Wie der Senat bereits im Urteil vom 14. März 1985 (aaO) dargelegt hat, soll deshalb der Verzicht unschädlich sein, der den in Nr 1 des § 1265 Abs 1 Satz 2 RVO genannten Tatbestandsmerkmalen Rechnung trägt (zustimmend Oliver Frey, Der Verzicht auf nachehelichen Unterhalt, Bielefeld 1988, S 45 f). Da das LSG diese Voraussetzungen - von der Revision insoweit unangegriffen - festgestellt hat, ist der streitige Rentenanspruch in angefochtenen Urteil zu Recht bejaht worden.
Der erkennende Senat konnte diesen Rechtsstreit ohne Anrufung des Großen Senats (GS) des BSG entscheiden. Im Hinblick auf das Urteil des 12. Senats vom 18. Dezember 1974 (SozR 2200 § 1265 Nr 3) und auf das Urteil sowie den Beschluß des 11. Senats vom 22. August 1975 (aaO Nr 6) und 16. Dezember 1975 (aaO Nr 12) bedurfte es keiner Anfrage bei diesen Senaten, weil sie nicht mehr über Rentenansprüche aus der gesetzlichen Rentenversicherung zu entscheiden haben. Seine eigene Rechtsprechung zum Unterhaltsverzicht im Urteil vom 20. Januar 1976 - 5 RJ 91/75 - hat der erkennende Senat aus den aufgezeigten Gründen aufgegeben.
Auf die Anfrage des erkennenden Senats vom 3. Februar 1988 haben der 1. Senat (Beschluß vom 6. Oktober 1988 - 1 S 8/88 -) und der 4. Senat (Beschluß vom 15. November 1988 - 4 S 7/88 -) die ihren Urteilen vom 7. Dezember 1976 - 1 RA 45/76 - und vom 28. März 1979 - 4 RJ 3/78 - (= SozR aaO Nr 40) zugrundeliegenden gegenteiligen Rechtsauffassungen insoweit ebenfalls aufgegeben, der 4. Senat allerdings mit der Einschränkung, daß der Verzicht "ausschließlich" wegen der Vermögens- oder Erwerbsverhältnisse des Versicherten bzw wegen der Erträgnisse der früheren Ehefrau aus einer Erwerbstätigkeit erklärt worden ist. Diese Einschränkung versteht der erkennende Senat dahin, daß nur die in § 1265 Abs 1 Satz 2 Nr 1 RVO genannten Rechtsgründe kausal für den Unterhaltsverzicht waren.

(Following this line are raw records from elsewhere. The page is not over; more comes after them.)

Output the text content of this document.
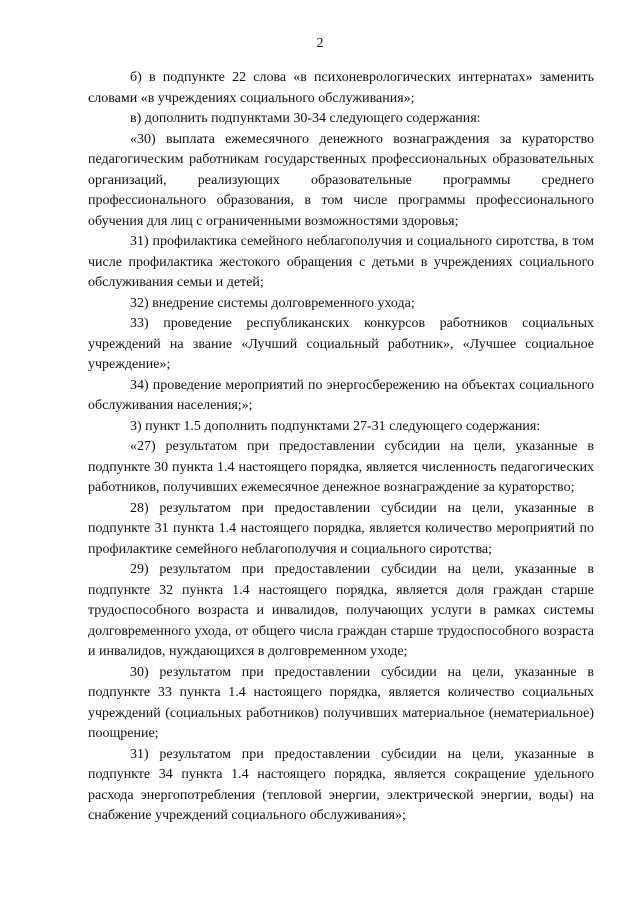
2

б) в подпункте 22 слова «в психоневрологических интернатах» заменить словами «в учреждениях социального обслуживания»;

в) дополнить подпунктами 30-34 следующего содержания:

«30) выплата ежемесячного денежного вознаграждения за кураторство педагогическим работникам государственных профессиональных образовательных организаций, реализующих образовательные программы среднего профессионального образования, в том числе программы профессионального обучения для лиц с ограниченными возможностями здоровья;

31) профилактика семейного неблагополучия и социального сиротства, в том числе профилактика жестокого обращения с детьми в учреждениях социального обслуживания семьи и детей;

32) внедрение системы долговременного ухода;

33) проведение республиканских конкурсов работников социальных учреждений на звание «Лучший социальный работник», «Лучшее социальное учреждение»;

34) проведение мероприятий по энергосбережению на объектах социального обслуживания населения;»;

3) пункт 1.5 дополнить подпунктами 27-31 следующего содержания:

«27) результатом при предоставлении субсидии на цели, указанные в подпункте 30 пункта 1.4 настоящего порядка, является численность педагогических работников, получивших ежемесячное денежное вознаграждение за кураторство;

28) результатом при предоставлении субсидии на цели, указанные в подпункте 31 пункта 1.4 настоящего порядка, является количество мероприятий по профилактике семейного неблагополучия и социального сиротства;

29) результатом при предоставлении субсидии на цели, указанные в подпункте 32 пункта 1.4 настоящего порядка, является доля граждан старше трудоспособного возраста и инвалидов, получающих услуги в рамках системы долговременного ухода, от общего числа граждан старше трудоспособного возраста и инвалидов, нуждающихся в долговременном уходе;

30) результатом при предоставлении субсидии на цели, указанные в подпункте 33 пункта 1.4 настоящего порядка, является количество социальных учреждений (социальных работников) получивших материальное (нематериальное) поощрение;

31) результатом при предоставлении субсидии на цели, указанные в подпункте 34 пункта 1.4 настоящего порядка, является сокращение удельного расхода энергопотребления (тепловой энергии, электрической энергии, воды) на снабжение учреждений социального обслуживания»;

Sollte indes die Einschränkung des 4. Senats dahin aufzufassen sein, daß neben diesen Gründen andere nicht bestehen dürfen, so ist der erkennende Senat daran nicht gebunden. Das ergibt sich schon daraus, daß der erkennende Senat wegen seiner insoweit dann vom 4. Senat abweichenden Auffassung nicht die Möglichkeit hätte, gemäß § 42 des Sozialgerichtsgesetzes (SGG) den GS des BSG anzurufen. Wie dieser mit Beschluß vom 18. November 1980 (BSGE 51, 23 = SozR 1500 § 42 Nr 7) entschieden hat, genügt es für eine Divergenzanrufung nach § 42 SGG nicht, daß die Rechtsfrage in der Entscheidung lediglich beantwortet ist; sie muß vielmehr entschieden worden sein. Das ist nur dann der Fall, wenn die Beantwortung dieser Rechtsfrage die Entscheidung trägt, wenn sie also ein unabdingbares Glied in der Gedankenkette des früher entscheidenden Senats ist. In der Gedankenkette des Urteils des 4. Senats vom 28. März 1979 aaO taucht indes die Frage, ob der Unterhaltsverzicht "ausschließlich" auf den in § 1265 Abs 1 Satz 2 Nr 1 RVO genannten oder daneben auch noch auf anderen Gründen beruht hat, überhaupt nicht auf. Für das damalige Urteil des 4. Senats war vielmehr allein rechtserheblich, daß ein Unterhaltsverzicht aufgrund seiner Rechtsqualität als Erlaßvertrag a priori - also unabhängig von den für die Verzichtserklärung maßgebenden Gründen - einen Hinterbliebenenrentenanspruch nach § 1265 Abs 1 Satz 2 RVO nicht entstehen läßt. Über die Einschränkung einer "ausschließlich" wegen der Gründe des § 1265 Abs 1 Satz 2 Nr 1 RVO abgegebenen Verzichtserklärung ist dort also nicht entschieden worden. Diese Einschränkung findet sich vielmehr erstmals in der Anfragebeantwortung des 4. Senats vom 15. November 1988. Dieser liegt indes kein vom 4. Senat zu entscheidender Streitfall zugrunde; er stellt deshalb auch keine Entscheidung iS des § 42 SGG dar, die den erkennenden Senat veranlassen müßte, wegen seiner vom 4. Senat insoweit abweichenden Rechtsauffassung den GS des BSG anzurufen.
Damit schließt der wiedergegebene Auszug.